How to Build a High-Performance TCP Server Part 2 – Is io_uring Always Faster Than epoll? A Deep Dive into System Internals.
From syscall overhead to shared memory queues: understanding the next evolution of Linux I/O
As mentioned in the previous episode, Nginx, Redis, and Rust’s Tokio all utilize non-blocking I/O combined with epoll to develop high-efficiency TCP servers. However, epoll has its drawbacks: when epoll_wait returns a ready connection, you still need to perform additional read or write system calls to move data. With high concurrency, the context switching between user space and kernel space significantly impacts performance.
io_uring is the kernel mechanism designed to solve this. But how do we read and write data without executing read & write system calls?
How to read/write without read & write system calls?
When using io_uring, the kernel establishes two queues:
Submission Queue (SQ): The user-space process places I/O operation requests (e.g., read, write) into this queue for the kernel to consume.
Completion Queue (CQ): The kernel places I/O completion notifications into this queue for the user-space process to consume.

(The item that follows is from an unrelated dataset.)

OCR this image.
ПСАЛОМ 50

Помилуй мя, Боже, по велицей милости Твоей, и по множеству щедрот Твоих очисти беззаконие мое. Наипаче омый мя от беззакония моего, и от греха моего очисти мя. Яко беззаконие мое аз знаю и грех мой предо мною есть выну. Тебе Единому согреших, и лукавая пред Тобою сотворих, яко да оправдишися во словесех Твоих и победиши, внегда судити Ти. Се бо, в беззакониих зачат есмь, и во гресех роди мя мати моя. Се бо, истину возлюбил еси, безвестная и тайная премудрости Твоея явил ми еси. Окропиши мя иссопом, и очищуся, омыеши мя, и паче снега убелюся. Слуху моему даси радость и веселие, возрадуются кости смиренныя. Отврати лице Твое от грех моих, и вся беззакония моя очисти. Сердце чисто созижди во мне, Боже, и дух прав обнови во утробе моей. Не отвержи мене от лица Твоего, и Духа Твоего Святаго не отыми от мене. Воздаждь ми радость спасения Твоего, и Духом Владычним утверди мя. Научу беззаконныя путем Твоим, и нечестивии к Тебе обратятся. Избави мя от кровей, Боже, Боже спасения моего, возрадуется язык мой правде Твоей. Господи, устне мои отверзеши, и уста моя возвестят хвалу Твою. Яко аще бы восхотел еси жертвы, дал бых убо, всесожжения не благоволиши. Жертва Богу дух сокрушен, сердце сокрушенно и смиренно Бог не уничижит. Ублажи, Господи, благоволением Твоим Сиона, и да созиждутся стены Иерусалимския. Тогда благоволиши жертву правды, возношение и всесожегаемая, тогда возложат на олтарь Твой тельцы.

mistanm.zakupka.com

Because of this, even blocking I/O becomes asynchronous with io_uring. Operations are encapsulated into entries placed in the SQ, and results are retrieved by consuming CQ entries. An entry contains these primary fields:
fd: The I/O object (e.g., TCP connection) ID in the kernel.
opcode: An enum for the entry type (e.g., read, write, or accept).
data pointer: A memory pointer where the kernel reads/writes data. Usually, a byte array is initialized in user space and its pointer is passed.
user_data: An identifier for the entry.
When a user-space process receives a “read complete” entry from the CQ, it needs to know which byte array to read from. Thus, the user_data in the CQ entry matches the SQ entry. For example, you can cast the pointer of the byte array into an int and store it in user_data:
// Create SQE (SQ entry)
struct request *req = malloc(sizeof(*req));
sqe->opcode = IORING_OP_READ;
sqe->fd = req->fd;
sqe->addr = (uint64_t)req->buf;
sqe->user_data = (uint64_t)req;
// Receive CQE (CQ entry), use user_data to restore the request buffer
struct request *req = (struct request *)cqe->user_data;Does sending entries to SQ & CQ require system calls?
While SQ and CQ are kernel objects, the kernel uses mmap to map them into user space, allowing user-space processes to access them directly without going through system calls. To explain mmap, we must first mention Virtual Memory Space:
Virtual Memory Space
Every user-space process has its own page table that records accessible memory addresses (e.g., 0x000 ~ 0x3FF represents 1KB). However, these page table addresses are not physical memory locations. The kernel uses a mapping mechanism to map virtual memory addresses to physical ones—this is Virtual Memory Mapping technology.
Page Fault & mmap
The benefit of using Virtual Memory is that when a process executes malloc(1G), it doesn’t need 1GB of RAM immediately. Instead, it simply records in the page table that the range 0x00000000 ~ 0x3FFFFFFF is accessible. When the CPU reads a virtual memory address and finds no corresponding physical memory, it triggers a Page Fault. Subsequently, the kernel allocates resources and establishes a link based on the actual size used (the minimum unit being 4KB)—essentially a lazy load technique.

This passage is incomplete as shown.